His father, worried that this might be embarrassing when the minister came to call, instructed the child, "Don't shout that you've got to рее. Whisper!"
That evening the pastor makes his visit. He's there a very long time and the two year old is on one foot and the other.
Finally, the minister asks him, "What's the matter, son?"
The child looks at his dad and says,
"I've gotta whisper!"
Pastor says,
"It's all right, child. Whisper in my ear."
Suzanne was preparing a ham dinner. After she cut off the end of the ham, she placed it in a pan for baking.

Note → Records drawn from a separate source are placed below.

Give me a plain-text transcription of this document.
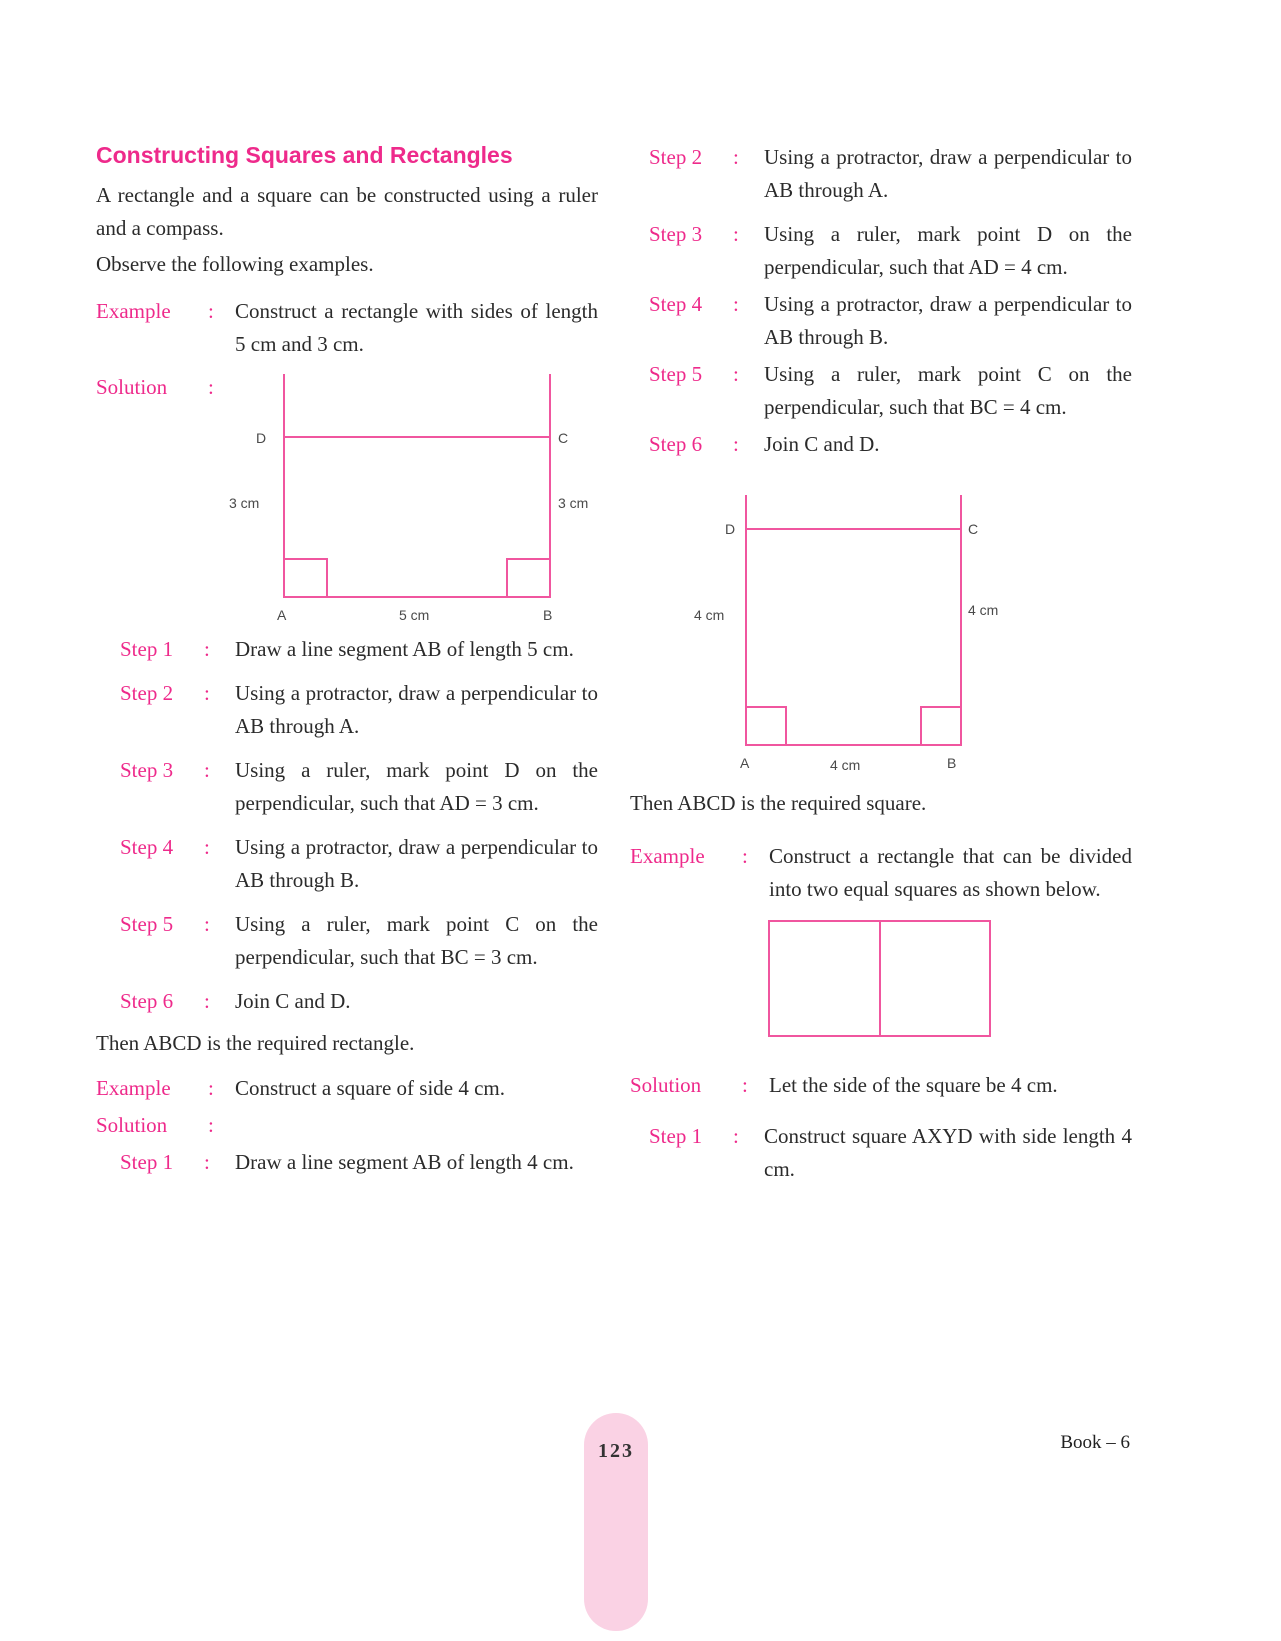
Constructing Squares and Rectangles

A rectangle and a square can be constructed using a ruler and a compass.

Observe the following examples.

Example	:	Construct a rectangle with sides of length 5 cm and 3 cm.
Solution	:
D	C
3 cm	3 cm
A	5 cm	B
Step 1	:	Draw a line segment AB of length 5 cm.
Step 2	:	Using a protractor, draw a perpendicular to AB through A.
Step 3	:	Using a ruler, mark point D on the perpendicular, such that AD = 3 cm.
Step 4	:	Using a protractor, draw a perpendicular to AB through B.
Step 5	:	Using a ruler, mark point C on the perpendicular, such that BC = 3 cm.
Step 6	:	Join C and D.

Then ABCD is the required rectangle.

Example	:	Construct a square of side 4 cm.
Solution	:
Step 1	:	Draw a line segment AB of length 4 cm.
Step 2	:	Using a protractor, draw a perpendicular to AB through A.
Step 3	:	Using a ruler, mark point D on the perpendicular, such that AD = 4 cm.
Step 4	:	Using a protractor, draw a perpendicular to AB through B.
Step 5	:	Using a ruler, mark point C on the perpendicular, such that BC = 4 cm.
Step 6	:	Join C and D.
D	C
4 cm	4 cm
A	4 cm	B

Then ABCD is the required square.

Example	:	Construct a rectangle that can be divided into two equal squares as shown below.
Solution	:	Let the side of the square be 4 cm.
Step 1	:	Construct square AXYD with side length 4 cm.
123	Book – 6
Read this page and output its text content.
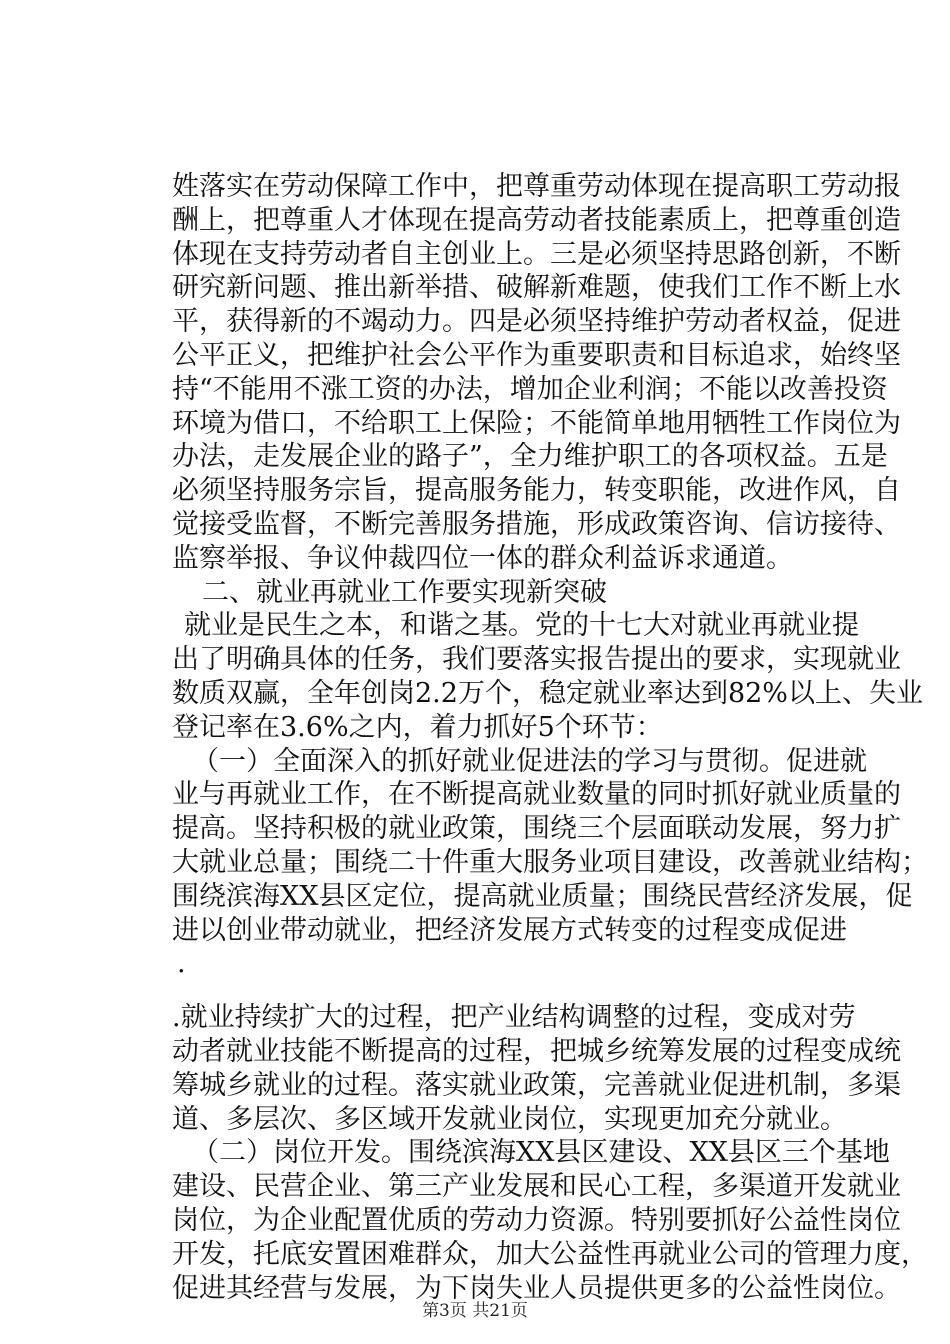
姓落实在劳动保障工作中，把尊重劳动体现在提高职工劳动报
酬上，把尊重人才体现在提高劳动者技能素质上，把尊重创造
体现在支持劳动者自主创业上。三是必须坚持思路创新，不断
研究新问题、推出新举措、破解新难题，使我们工作不断上水
平，获得新的不竭动力。四是必须坚持维护劳动者权益，促进
公平正义，把维护社会公平作为重要职责和目标追求，始终坚
持“不能用不涨工资的办法，增加企业利润；不能以改善投资
环境为借口，不给职工上保险；不能简单地用牺牲工作岗位为
办法，走发展企业的路子”，全力维护职工的各项权益。五是
必须坚持服务宗旨，提高服务能力，转变职能，改进作风，自
觉接受监督，不断完善服务措施，形成政策咨询、信访接待、
监察举报、争议仲裁四位一体的群众利益诉求通道。
二、就业再就业工作要实现新突破
就业是民生之本，和谐之基。党的十七大对就业再就业提
出了明确具体的任务，我们要落实报告提出的要求，实现就业
数质双赢，全年创岗2.2万个，稳定就业率达到82%以上、失业
登记率在3.6%之内，着力抓好5个环节：
（一）全面深入的抓好就业促进法的学习与贯彻。促进就
业与再就业工作，在不断提高就业数量的同时抓好就业质量的
提高。坚持积极的就业政策，围绕三个层面联动发展，努力扩
大就业总量；围绕二十件重大服务业项目建设，改善就业结构；
围绕滨海XX县区定位，提高就业质量；围绕民营经济发展，促
进以创业带动就业，把经济发展方式转变的过程变成促进
.
.就业持续扩大的过程，把产业结构调整的过程，变成对劳
动者就业技能不断提高的过程，把城乡统筹发展的过程变成统
筹城乡就业的过程。落实就业政策，完善就业促进机制，多渠
道、多层次、多区域开发就业岗位，实现更加充分就业。
（二）岗位开发。围绕滨海XX县区建设、XX县区三个基地
建设、民营企业、第三产业发展和民心工程，多渠道开发就业
岗位，为企业配置优质的劳动力资源。特别要抓好公益性岗位
开发，托底安置困难群众，加大公益性再就业公司的管理力度，
促进其经营与发展，为下岗失业人员提供更多的公益性岗位。
第3页 共21页
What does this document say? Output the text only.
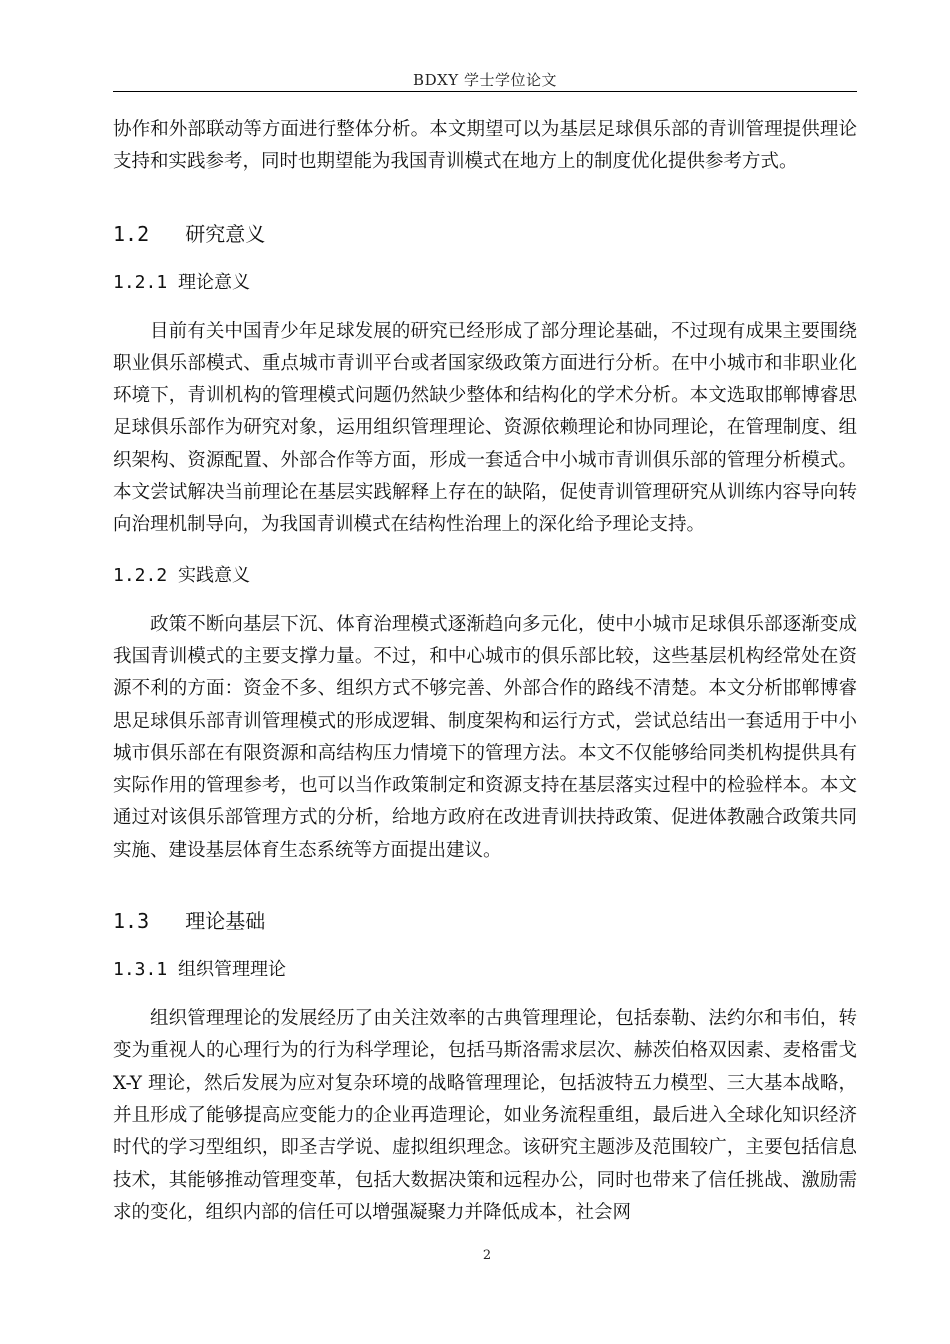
BDXY 学士学位论文

协作和外部联动等方面进行整体分析。本文期望可以为基层足球俱乐部的青训管理提供理论支持和实践参考，同时也期望能为我国青训模式在地方上的制度优化提供参考方式。

1.2   研究意义
1.2.1 理论意义

目前有关中国青少年足球发展的研究已经形成了部分理论基础，不过现有成果主要围绕职业俱乐部模式、重点城市青训平台或者国家级政策方面进行分析。在中小城市和非职业化环境下，青训机构的管理模式问题仍然缺少整体和结构化的学术分析。本文选取邯郸博睿思足球俱乐部作为研究对象，运用组织管理理论、资源依赖理论和协同理论，在管理制度、组织架构、资源配置、外部合作等方面，形成一套适合中小城市青训俱乐部的管理分析模式。本文尝试解决当前理论在基层实践解释上存在的缺陷，促使青训管理研究从训练内容导向转向治理机制导向，为我国青训模式在结构性治理上的深化给予理论支持。

1.2.2 实践意义

政策不断向基层下沉、体育治理模式逐渐趋向多元化，使中小城市足球俱乐部逐渐变成我国青训模式的主要支撑力量。不过，和中心城市的俱乐部比较，这些基层机构经常处在资源不利的方面：资金不多、组织方式不够完善、外部合作的路线不清楚。本文分析邯郸博睿思足球俱乐部青训管理模式的形成逻辑、制度架构和运行方式，尝试总结出一套适用于中小城市俱乐部在有限资源和高结构压力情境下的管理方法。本文不仅能够给同类机构提供具有实际作用的管理参考，也可以当作政策制定和资源支持在基层落实过程中的检验样本。本文通过对该俱乐部管理方式的分析，给地方政府在改进青训扶持政策、促进体教融合政策共同实施、建设基层体育生态系统等方面提出建议。

1.3   理论基础
1.3.1 组织管理理论

组织管理理论的发展经历了由关注效率的古典管理理论，包括泰勒、法约尔和韦伯，转变为重视人的心理行为的行为科学理论，包括马斯洛需求层次、赫茨伯格双因素、麦格雷戈 X-Y 理论，然后发展为应对复杂环境的战略管理理论，包括波特五力模型、三大基本战略，并且形成了能够提高应变能力的企业再造理论，如业务流程重组，最后进入全球化知识经济时代的学习型组织，即圣吉学说、虚拟组织理念。该研究主题涉及范围较广，主要包括信息技术，其能够推动管理变革，包括大数据决策和远程办公，同时也带来了信任挑战、激励需求的变化，组织内部的信任可以增强凝聚力并降低成本，社会网

2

Her friend asked her, "Why did you cut off the end of the ham"?
She replied, "I really don't know but my mother always did, so I thought you were supposed to." Later when talking to her mother she asked her why she cut off the end of the ham before baking it, and her mother replied, "I really don't know, but that's the way my mom always did it."
A few weeks later, while visiting her grandmother, Suzanne asked,
"Grandma, why is it that you cut off the end of a ham before you bake it?"
Her grandmother replied, "Well dear, it would never fit into my baking pan."
Eric went to confession on Saturday and he told Father Duffy that he had an affair with a married woman from the parish. Father Duffy asked Eric who she was and Eric said,
"Father, I can't tell you."
Father said,
"If you don't tell me I can't give you absolution."
Eric again said,
"I know Father, but I just can't tell you."
Father Duffy then asked,
"Was it Mrs. Murphy?"
"No, Father."
"Was it Mrs. O'Malley?"
"No, Father."
"Was it Mrs. O'Brian?"
"No, Father. I just cannot tell you who it was."
Father Duffy tells Eric to go out and think about it and then come back when ready to confess who it was. Eric leaves the church and runs into his friend Jim. Jim asks, "Did you tell him you had the affair?"
"Yes. He wanted to know who it was, but I wouldn't tell him."
"What did he say? Did he give you absolution?"
"Oh no, but he did give me three new possibilities........"
A married couple, both avid golfers, was discussing the future one night. "Honey," the wife said,
"If I were to die and you were to remarry, would you two live in this house?"
"I suppose so, it's paid for."
"How about our car," continued the woman, "would the two of you keep that?
"I suppose so, it's paid for."
"What about my golf clubs? Would you let her use them too?"
"Heck, no," the husband blurted out. "She is left-handed."